With that in mind both Erik and I have thought; “What the hell am I complaining about!?!? I have a great job, a great house, money to meet all my needs now and in retirement, and a healthily, amazing family.” And here I am pouting because I can’t go ride my motorcycle! Really? Really? What a selfish dick I am being! There are people who have much, much less in their lives. Less money, less security, less safety, poorer health, bad relationships… the list goes on and on. Of course that line of thinking leads to more guilt and stress, which seems to only be relieved by riding. Can you see the vicious cycle? (Ha – Cycle. Get it? Ironical)
So what to do…? I obviously can’t quit my job, sell my house and abandon my family. And commuting to work on the bike for 4 month a year doesn’t seem to be doing the trick either.
I don’t know why or how, but the idea of riding around Lake Superior popped into my head.
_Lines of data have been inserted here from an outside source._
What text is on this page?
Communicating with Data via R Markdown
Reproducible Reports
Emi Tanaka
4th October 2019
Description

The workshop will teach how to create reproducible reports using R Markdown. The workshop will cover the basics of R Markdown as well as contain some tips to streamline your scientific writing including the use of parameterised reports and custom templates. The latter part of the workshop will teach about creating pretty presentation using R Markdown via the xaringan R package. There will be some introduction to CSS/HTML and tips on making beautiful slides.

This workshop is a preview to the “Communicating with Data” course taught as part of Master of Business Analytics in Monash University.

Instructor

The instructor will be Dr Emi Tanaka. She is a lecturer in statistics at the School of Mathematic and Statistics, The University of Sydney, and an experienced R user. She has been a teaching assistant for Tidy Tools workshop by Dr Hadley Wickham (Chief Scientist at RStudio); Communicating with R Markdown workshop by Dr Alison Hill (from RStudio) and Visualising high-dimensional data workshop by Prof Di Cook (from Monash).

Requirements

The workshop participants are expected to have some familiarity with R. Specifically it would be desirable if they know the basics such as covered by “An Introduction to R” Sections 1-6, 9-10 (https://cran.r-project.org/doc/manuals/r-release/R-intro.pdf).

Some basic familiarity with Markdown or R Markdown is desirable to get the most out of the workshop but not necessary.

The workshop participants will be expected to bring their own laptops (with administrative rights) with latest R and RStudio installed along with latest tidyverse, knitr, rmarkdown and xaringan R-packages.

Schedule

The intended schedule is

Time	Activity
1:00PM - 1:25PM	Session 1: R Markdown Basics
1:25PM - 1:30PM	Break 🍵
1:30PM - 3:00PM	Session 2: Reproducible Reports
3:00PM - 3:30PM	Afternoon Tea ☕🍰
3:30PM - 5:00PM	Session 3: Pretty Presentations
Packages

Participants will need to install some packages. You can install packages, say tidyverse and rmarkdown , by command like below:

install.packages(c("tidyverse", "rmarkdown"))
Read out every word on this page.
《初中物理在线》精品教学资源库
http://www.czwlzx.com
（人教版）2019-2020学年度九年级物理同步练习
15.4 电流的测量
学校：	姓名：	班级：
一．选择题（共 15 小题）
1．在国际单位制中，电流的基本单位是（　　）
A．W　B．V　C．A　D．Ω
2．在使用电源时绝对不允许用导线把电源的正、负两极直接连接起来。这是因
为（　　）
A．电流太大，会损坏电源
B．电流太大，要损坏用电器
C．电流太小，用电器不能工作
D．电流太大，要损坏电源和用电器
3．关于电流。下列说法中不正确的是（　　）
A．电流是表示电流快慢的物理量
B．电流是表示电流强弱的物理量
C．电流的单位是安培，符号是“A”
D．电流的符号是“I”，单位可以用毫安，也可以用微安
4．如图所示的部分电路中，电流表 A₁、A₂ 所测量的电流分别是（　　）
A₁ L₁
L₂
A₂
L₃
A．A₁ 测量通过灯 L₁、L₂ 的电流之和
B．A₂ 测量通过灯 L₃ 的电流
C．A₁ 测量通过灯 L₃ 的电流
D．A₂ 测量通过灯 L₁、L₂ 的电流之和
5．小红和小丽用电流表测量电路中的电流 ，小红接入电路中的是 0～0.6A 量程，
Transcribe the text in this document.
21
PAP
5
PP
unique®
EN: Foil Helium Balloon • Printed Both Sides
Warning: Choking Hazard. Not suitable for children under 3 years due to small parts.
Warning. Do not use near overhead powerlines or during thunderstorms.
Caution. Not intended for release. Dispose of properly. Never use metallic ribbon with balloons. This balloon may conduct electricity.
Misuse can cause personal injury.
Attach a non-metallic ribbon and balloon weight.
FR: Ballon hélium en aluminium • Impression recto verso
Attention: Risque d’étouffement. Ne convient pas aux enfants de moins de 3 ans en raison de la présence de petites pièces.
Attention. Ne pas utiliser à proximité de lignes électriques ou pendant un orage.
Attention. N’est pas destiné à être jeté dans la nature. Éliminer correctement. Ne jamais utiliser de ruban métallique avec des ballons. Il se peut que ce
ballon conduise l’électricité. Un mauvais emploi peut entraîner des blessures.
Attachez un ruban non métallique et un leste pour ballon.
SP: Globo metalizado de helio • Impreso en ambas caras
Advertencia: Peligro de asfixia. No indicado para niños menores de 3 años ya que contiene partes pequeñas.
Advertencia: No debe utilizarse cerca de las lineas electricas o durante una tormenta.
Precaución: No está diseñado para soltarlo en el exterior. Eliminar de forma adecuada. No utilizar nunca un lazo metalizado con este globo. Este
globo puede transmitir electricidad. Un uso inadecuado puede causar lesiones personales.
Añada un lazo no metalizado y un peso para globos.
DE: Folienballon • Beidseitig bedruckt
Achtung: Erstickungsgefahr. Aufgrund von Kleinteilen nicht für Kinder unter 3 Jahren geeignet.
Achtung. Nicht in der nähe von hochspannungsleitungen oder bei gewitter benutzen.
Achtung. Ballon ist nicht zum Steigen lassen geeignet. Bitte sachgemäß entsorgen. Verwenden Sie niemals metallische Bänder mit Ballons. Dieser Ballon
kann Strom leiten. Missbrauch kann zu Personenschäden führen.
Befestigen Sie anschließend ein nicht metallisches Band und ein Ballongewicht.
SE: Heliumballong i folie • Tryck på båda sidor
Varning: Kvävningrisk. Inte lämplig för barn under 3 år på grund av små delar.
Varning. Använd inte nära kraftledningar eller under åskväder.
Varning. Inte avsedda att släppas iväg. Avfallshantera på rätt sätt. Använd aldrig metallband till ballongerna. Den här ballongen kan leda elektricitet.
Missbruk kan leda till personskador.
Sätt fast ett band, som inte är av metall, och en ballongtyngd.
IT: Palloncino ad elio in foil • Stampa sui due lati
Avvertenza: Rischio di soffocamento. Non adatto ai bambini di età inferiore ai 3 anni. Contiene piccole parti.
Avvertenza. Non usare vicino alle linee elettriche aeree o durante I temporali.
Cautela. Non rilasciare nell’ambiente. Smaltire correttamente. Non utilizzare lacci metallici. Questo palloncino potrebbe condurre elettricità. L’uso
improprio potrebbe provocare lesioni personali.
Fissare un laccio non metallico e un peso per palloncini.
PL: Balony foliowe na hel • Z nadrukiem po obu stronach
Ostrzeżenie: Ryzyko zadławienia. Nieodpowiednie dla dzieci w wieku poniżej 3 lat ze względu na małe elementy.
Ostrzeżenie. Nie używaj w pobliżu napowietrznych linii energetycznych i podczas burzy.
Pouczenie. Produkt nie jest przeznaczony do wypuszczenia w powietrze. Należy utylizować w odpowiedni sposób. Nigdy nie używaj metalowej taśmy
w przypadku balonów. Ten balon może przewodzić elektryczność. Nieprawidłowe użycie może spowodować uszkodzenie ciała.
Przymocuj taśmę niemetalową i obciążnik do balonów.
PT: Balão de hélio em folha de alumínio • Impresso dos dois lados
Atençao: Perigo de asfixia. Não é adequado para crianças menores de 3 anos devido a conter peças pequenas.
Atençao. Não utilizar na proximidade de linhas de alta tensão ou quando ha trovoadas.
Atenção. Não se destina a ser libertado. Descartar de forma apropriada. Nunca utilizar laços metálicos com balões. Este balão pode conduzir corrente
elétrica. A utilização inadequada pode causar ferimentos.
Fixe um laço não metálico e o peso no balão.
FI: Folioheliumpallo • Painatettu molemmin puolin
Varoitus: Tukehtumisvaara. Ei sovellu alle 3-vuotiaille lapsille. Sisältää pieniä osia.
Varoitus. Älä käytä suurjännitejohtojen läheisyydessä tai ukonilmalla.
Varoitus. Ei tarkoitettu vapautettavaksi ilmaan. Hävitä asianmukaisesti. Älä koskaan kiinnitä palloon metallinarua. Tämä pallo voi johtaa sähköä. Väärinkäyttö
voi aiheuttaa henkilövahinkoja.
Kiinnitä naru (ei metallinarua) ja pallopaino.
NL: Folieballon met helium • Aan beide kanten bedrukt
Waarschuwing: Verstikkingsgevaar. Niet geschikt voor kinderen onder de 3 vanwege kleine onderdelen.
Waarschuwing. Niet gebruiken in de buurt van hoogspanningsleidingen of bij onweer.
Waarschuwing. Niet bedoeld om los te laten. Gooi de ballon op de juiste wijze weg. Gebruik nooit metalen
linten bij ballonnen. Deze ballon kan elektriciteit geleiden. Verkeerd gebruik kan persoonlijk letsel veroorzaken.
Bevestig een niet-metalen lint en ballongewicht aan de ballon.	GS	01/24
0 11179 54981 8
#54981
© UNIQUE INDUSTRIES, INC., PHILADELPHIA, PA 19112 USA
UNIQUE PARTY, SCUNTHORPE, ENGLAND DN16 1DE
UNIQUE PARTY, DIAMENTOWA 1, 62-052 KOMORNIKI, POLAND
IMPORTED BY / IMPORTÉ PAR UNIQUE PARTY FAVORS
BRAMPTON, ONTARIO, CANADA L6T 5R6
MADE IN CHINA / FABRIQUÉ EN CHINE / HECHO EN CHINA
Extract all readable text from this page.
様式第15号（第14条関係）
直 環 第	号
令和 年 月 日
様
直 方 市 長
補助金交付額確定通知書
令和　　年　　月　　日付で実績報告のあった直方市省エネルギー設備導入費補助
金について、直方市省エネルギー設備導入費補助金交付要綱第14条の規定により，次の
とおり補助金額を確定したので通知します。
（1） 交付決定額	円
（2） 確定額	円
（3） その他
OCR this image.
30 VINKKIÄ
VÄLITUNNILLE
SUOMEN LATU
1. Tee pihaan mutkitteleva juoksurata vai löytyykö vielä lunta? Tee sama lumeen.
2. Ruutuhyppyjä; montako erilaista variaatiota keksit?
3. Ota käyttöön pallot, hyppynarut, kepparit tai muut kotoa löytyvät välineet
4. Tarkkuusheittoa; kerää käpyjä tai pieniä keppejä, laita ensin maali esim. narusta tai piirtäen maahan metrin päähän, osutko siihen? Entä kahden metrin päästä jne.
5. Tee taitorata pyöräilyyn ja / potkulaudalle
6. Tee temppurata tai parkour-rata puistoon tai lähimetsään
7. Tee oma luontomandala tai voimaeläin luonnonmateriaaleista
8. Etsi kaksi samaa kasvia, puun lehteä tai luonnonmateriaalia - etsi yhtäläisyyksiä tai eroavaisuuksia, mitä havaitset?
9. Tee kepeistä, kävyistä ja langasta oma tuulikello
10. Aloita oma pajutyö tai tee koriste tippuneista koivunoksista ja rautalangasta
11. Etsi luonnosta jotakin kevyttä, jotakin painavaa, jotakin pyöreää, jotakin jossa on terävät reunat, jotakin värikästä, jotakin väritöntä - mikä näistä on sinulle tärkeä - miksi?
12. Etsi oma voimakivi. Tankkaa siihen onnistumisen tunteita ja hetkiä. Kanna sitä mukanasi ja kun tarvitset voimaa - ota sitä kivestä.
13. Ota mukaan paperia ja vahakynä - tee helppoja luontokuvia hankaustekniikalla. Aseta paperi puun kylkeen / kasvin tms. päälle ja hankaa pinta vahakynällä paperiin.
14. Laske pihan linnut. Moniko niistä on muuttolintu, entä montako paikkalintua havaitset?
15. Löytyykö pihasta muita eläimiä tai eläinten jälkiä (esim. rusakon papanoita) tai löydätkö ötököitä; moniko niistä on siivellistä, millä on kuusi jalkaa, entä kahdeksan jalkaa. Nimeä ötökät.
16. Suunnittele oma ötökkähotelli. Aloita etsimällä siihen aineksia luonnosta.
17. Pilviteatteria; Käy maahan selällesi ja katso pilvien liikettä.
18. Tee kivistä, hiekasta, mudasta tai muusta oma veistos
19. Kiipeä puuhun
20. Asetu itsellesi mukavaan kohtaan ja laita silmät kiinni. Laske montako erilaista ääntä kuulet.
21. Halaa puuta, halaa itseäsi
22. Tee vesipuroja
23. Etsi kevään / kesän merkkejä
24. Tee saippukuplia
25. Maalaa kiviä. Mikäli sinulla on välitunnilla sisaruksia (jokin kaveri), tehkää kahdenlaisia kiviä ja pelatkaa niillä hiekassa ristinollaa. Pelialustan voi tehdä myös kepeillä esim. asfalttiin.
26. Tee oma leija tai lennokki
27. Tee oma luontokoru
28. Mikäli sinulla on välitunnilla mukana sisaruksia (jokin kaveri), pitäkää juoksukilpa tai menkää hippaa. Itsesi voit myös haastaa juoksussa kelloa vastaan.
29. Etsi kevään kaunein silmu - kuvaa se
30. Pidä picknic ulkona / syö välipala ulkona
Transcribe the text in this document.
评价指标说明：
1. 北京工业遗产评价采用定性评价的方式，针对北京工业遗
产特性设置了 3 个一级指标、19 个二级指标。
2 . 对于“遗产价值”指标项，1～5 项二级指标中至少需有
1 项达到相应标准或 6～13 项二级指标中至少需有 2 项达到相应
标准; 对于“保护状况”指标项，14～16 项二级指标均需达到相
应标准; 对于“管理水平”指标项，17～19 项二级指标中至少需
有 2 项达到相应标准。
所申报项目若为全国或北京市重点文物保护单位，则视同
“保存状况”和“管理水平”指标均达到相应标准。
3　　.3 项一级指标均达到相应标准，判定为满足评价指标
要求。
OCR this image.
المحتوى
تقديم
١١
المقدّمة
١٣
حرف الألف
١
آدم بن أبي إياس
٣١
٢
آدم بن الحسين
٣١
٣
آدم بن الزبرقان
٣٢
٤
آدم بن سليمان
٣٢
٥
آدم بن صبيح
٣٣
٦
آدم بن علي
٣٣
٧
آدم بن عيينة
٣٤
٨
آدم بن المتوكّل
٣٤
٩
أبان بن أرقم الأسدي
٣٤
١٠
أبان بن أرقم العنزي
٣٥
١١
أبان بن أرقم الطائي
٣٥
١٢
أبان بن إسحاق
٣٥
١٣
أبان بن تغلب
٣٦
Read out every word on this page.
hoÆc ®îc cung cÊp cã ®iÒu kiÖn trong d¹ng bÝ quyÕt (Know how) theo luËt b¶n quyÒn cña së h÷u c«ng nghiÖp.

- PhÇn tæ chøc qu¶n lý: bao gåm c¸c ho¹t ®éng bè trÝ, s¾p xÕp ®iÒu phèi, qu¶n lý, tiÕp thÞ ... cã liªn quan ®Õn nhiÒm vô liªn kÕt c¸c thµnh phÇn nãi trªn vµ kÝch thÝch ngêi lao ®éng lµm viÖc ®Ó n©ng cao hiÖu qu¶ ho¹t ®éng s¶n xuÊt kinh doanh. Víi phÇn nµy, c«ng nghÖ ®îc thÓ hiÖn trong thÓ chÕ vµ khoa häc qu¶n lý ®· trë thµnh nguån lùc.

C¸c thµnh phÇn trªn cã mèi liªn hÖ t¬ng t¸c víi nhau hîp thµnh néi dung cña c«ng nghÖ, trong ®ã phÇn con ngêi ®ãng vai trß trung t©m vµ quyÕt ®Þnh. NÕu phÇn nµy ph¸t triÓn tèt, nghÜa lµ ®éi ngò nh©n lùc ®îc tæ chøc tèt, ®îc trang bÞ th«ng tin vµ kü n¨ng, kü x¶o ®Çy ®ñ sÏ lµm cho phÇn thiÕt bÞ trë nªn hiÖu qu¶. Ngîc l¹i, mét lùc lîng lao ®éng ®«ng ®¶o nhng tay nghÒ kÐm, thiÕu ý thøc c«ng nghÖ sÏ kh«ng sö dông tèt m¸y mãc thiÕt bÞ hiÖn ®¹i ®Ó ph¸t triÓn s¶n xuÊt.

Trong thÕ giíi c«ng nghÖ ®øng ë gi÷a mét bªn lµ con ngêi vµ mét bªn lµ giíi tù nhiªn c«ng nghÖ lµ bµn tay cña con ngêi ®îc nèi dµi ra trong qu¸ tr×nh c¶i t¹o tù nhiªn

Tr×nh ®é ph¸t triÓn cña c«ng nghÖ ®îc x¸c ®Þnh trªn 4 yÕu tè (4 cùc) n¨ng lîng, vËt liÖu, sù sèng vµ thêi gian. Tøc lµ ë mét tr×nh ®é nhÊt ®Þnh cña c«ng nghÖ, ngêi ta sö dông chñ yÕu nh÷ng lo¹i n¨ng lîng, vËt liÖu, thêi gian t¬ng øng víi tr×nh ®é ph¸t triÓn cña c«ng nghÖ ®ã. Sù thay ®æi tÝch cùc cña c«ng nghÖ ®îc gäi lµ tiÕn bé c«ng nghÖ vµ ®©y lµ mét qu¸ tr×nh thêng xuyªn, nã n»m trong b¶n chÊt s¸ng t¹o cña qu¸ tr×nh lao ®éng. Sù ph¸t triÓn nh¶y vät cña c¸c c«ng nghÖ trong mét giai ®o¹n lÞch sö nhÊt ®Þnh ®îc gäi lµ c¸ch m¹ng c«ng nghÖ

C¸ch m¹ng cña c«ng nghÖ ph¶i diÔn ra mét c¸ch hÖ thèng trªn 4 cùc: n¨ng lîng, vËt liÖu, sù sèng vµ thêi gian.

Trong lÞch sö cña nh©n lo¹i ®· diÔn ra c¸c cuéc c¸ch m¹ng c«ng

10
It seems to be the most obvious solution. It’s the biggest dam lake in the world! So there is a sense of significant achievement attached to circling it (at least there is for me). It’s close to home and logistically realistic as opposed to say… riding to Alaska or the Grand Canyon or something more destination oriented than goal oriented. It also will bring be back to Duluth twice which is always a good thing. The North Shore and surrounding areas of the lake are some of the most beautiful and historically rich parts of the US and Canada.
There it is. The history, the problem, the Idea, the bike, my needs, my fears, the risks and the rewards, all just sitting there waiting to be connected. Cue in Abby. Her support and willingness to allow me to endeavor out on my “pre mid life crisis” trip is more valuable than anything else. I am humbled and blessed beyond words to have her as a partner that can both recognize this need of mine and unselfishly condone and support me. I only regret that I can’t bring her with….this time. She will come for the next circle trip though. Because of her encouragement I have already faithfully begun saving money for a new bike that both of us will enjoy for our 40th birthday presents to ourselves. A happy wife = a happy life J . I am already planning great trips for us to take together. And if they aren't too cool for their dad when they are 13 or so, I would love to take each of my kids on a Father-Son/Father-Daughter trip of their choosing. I would grab a map and let them decide where to go. Maybe I am foolish to think so, but I imagine that this would be valuable time spent with their dorky dad that that can remember into their adulthood.
So… To the point already. This blog is intended to be a chronicling of the Lake Superior Trip as well as be a record of whatever nonsense pops into my brain that loosely ties to motorcycling and life. I hope you enjoy it. But if you don’t, too bad. I am doing this for me, not you. ;)
Now, if the worst spring in the history of MN would just end already!! Geez!!!